I hope you are hanging in there. We are almost halfway done, just a week away, and I pray that these readings are not becoming a drudgery but rather something to which you look forward every day. We find ourselves on Palm Sunday again and the story of the preparation of the colt is somewhat different, and little more understandable. Apparently everyone knew who Jesus was and so the explanation that Jesus needs it and “will send it back immediately” is not far fetched at all.
The timing of Mark is also a little bit different as he goes into the temple after he rides into Jerusalem and just kind of looks around (vs.11). It isn’t until the next day that he enters Jerusalem and drives out the money changers. The commentary on the religious leaders is that they were looking to kill Jesus but hesitated because the crowds were “spellbound by his teaching.” That’s quite a claim. Jesus was able to teach in such a way that people were personally affected. They were spellbound, is what the Scripture tells us.

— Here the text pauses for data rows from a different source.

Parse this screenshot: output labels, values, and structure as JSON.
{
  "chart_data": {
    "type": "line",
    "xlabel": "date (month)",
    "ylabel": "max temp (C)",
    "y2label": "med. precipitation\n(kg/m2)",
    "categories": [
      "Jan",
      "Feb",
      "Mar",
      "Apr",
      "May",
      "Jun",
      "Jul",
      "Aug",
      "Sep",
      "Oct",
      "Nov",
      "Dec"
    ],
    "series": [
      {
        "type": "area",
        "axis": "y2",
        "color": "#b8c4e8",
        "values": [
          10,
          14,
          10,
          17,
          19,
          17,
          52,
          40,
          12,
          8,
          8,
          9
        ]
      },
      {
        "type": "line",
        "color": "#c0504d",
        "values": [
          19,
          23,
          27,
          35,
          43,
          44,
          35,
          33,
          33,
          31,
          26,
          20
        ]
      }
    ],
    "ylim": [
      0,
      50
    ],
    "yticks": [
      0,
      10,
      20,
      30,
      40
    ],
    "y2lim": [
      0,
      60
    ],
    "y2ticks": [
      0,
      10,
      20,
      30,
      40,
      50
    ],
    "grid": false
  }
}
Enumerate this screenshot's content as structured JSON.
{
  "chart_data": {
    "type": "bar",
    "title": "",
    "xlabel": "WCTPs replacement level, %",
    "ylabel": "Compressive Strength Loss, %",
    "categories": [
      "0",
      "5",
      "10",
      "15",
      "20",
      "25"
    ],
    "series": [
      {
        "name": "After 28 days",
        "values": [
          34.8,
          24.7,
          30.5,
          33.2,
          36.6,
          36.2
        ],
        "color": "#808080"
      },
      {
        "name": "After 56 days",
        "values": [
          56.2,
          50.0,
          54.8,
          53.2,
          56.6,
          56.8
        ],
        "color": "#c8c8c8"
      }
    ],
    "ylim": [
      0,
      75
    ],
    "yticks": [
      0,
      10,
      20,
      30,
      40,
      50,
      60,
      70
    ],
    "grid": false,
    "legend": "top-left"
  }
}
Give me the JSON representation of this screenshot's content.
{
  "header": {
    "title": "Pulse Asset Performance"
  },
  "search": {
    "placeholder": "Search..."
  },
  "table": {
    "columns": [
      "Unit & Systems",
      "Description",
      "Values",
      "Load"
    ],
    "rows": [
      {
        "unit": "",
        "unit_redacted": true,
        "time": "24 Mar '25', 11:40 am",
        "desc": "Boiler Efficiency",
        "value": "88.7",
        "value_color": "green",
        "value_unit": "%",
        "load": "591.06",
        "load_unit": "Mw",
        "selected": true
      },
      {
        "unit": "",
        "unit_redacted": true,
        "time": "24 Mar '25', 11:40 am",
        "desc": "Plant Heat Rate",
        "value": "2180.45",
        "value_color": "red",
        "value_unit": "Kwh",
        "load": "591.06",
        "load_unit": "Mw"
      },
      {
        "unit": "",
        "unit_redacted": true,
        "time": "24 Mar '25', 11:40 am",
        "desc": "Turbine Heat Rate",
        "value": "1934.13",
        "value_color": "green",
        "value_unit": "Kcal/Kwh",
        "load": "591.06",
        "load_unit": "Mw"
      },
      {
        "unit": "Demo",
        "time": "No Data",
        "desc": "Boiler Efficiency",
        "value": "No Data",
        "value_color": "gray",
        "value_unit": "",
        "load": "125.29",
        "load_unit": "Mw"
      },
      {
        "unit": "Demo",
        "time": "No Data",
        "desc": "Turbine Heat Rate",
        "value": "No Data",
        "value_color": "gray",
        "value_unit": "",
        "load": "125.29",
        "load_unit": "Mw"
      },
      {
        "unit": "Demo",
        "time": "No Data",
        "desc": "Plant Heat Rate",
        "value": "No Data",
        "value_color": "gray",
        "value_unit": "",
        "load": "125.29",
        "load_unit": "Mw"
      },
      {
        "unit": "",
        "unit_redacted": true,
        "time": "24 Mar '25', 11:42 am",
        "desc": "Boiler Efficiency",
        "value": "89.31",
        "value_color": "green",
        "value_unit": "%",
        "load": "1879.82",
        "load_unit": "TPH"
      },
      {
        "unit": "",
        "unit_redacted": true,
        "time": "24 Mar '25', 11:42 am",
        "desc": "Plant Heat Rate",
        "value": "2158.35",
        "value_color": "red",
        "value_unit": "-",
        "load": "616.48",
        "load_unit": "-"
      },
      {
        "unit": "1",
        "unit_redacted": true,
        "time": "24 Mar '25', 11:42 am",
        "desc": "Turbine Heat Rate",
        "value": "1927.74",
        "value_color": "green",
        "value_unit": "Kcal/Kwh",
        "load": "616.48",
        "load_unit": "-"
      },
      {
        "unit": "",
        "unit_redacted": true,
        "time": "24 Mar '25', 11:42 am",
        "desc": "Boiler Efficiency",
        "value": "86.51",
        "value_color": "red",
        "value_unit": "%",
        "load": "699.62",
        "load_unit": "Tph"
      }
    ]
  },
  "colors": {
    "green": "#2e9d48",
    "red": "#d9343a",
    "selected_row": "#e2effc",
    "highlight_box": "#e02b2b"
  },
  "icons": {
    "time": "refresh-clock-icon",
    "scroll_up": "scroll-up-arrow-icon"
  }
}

If you look at vs. 25 you see Jesus’ addendum to what we must do in order to have our prayers answered. We must forgive. Maybe, just maybe, the reason that God doesn’t answer our prayers is because we are unwilling to forgive someone and that keeps us from being heard from God. Okay, God hears, we know that. But here in this verse we are told that every time that we stand and pray, we must forgive. Hear this Scripture well. It does not say that we must ask for forgiveness, but it says that we must forgive. This is far more difficult than asking for forgiveness. We can always approach God with our sin in silence and no one is the better for it and ask for forgiveness. But to actually identify someone who hurt us, who took actions that were insulting to us, who really gets under our skin and forgive them, that’s a whole different story. Answered prayer, it seems them, is impingent upon our forgiving those against whom we have something.